The second scenario case: and carrying out effect evaluation work on the Activity Net-Caption data set. This data is the largest data set in the time-series language positioning task, containing approximately 2 million open-domain videos. On average, each video contains 3.65 queries with an average of 13.48 words per query. The data set is divided into a training set, a verification set 1 and a verification set 2, which respectively contain 10009/37421 videos/sentences, 4917/17505 videos/sentences and 4885/17031 videos/sentences, and the invention performs verification on the verification set 1 and tests on the verification set 2. The results of the present invention compared to other prior art methods are shown in fig. 4.

The above description is only a preferred embodiment of the present invention, and is not intended to limit the present invention in any way, and all simple modifications and equivalent variations of the above embodiments according to the technical spirit of the present invention are included in the scope of the present invention.

Claims

1. A video paragraph positioning method based on language reconstruction and graph mechanism is characterized by comprising the following steps:

S5.3, the multi-modal graph encoder is composed of a single-layer multi-modal graph modeling structure in the multi-layer step S5.2, and multi-modal graphs are continuously updated in an iteration mode;

2. The method of claim 1, further comprising a verification mode for the positioning algorithm model, wherein the verification mode comprises:

in the testing stage, language reconstruction is not needed, and the model reasoning speed is improved by removing a language reconstructor in the trained video paragraph positioning method based on the language reconstruction and the graph mechanism; and (4) performing video multi-segment retrieval on the video and the segment text pair by using the residual part without the language reconstructor as an evaluation model so as to verify the effect of the positioning algorithm model.

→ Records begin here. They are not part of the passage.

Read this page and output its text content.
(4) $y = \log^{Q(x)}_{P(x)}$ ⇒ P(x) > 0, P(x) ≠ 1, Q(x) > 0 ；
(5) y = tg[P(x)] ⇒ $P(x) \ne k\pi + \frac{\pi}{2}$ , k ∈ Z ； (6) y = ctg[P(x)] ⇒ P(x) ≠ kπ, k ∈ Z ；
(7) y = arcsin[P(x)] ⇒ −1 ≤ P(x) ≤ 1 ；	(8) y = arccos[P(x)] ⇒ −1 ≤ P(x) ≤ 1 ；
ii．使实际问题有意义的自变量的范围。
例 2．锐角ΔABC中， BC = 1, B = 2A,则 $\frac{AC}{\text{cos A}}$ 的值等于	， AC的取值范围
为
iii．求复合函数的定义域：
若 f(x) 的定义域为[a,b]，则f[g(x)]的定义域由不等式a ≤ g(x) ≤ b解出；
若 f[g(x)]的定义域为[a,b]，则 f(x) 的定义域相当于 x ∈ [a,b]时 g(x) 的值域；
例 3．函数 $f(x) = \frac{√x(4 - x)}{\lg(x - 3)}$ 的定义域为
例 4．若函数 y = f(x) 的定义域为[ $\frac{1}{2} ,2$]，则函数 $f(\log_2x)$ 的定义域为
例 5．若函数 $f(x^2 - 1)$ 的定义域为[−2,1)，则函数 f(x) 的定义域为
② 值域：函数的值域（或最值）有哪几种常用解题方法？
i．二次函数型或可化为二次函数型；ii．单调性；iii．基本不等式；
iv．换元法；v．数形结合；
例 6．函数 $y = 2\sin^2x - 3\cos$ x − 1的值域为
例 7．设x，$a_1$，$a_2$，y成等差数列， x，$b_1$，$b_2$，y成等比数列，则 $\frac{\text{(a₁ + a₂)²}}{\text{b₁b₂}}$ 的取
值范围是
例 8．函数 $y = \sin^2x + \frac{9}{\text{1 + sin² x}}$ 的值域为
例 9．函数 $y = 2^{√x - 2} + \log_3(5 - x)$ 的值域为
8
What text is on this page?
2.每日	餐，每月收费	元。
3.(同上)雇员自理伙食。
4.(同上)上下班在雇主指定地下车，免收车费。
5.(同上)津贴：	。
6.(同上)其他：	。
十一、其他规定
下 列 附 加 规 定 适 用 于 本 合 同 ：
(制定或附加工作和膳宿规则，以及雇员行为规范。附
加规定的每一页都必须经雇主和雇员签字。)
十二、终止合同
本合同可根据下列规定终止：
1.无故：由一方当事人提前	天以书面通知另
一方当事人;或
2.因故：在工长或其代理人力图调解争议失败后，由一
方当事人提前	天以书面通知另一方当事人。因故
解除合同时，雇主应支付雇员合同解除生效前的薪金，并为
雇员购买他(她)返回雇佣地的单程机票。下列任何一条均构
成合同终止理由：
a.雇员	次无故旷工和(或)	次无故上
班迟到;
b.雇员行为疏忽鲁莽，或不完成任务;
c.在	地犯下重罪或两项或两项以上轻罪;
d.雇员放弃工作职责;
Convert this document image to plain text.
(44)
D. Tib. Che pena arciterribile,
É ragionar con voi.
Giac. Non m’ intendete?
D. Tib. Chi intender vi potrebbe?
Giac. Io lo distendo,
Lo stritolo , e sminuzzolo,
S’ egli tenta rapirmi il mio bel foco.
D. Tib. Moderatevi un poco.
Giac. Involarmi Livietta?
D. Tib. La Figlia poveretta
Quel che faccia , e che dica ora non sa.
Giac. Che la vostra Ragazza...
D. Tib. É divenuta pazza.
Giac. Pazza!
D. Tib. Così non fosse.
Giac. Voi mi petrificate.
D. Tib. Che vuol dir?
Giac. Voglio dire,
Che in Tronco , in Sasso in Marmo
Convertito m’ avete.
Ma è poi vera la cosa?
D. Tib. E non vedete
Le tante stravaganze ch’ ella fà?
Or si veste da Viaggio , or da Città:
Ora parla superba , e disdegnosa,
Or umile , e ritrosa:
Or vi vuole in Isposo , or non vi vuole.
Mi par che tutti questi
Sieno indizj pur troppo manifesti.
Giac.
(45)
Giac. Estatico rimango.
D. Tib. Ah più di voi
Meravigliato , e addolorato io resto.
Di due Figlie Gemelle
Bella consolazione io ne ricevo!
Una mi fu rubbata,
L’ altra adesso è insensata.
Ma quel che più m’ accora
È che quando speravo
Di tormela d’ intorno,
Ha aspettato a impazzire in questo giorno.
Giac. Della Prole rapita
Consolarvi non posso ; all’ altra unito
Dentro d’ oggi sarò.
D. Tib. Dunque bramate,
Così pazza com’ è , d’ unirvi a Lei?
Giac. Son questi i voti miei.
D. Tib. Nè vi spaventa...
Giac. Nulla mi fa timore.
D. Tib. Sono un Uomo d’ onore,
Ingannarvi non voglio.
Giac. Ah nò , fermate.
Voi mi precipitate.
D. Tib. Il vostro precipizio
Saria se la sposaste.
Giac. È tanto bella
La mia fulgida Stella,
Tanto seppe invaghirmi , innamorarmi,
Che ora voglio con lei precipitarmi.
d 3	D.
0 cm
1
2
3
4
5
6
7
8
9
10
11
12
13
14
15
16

3. A method for locating video segments based on language reconstruction and graph mechanism according to claim 1, wherein said step S5.2 comprises:

4. The method for locating video paragraphs according to claim 1, wherein said step S6 comprises:

video feature nodes in a multi-modal graph processed by a multi-modal graph encoder are extracted and used as encoded signals of an event feature decoder to be input, sentence-level text features are used as query signals of the event feature decoder to be input, context relations among multiple events are mined through a self-attention mechanism, multi-modal features of a target event are obtained through a cross-modal attention mechanism, and finally a multi-layer perceptron is used for predicting the relative position of each event in a complete video.

5. The method for locating a video paragraph based on language reconstruction and graph mechanism as claimed in claim 1, wherein said step S7 includes:

6. The method for locating a video paragraph based on language reconstruction and graph mechanism as claimed in claim 1, wherein said step S8 includes:

7. The method for locating video paragraphs according to claim 1, wherein said step S9 comprises:

attention weights in a cross-modal attention mechanism in an event feature decoder are extracted, and attention guidance loss is calculated.

8. The method for locating video paragraphs according to claim 1, wherein said step S10 comprises: and calculating the reconstruction loss according to the prediction result of the language reconstructor.

9. The method for locating video paragraphs according to any one of claims 6, 7 or 8, wherein said step S10 further comprises:

and performing weighted summation on the position loss, the attention guiding loss and the reconstruction loss to serve as a final training target.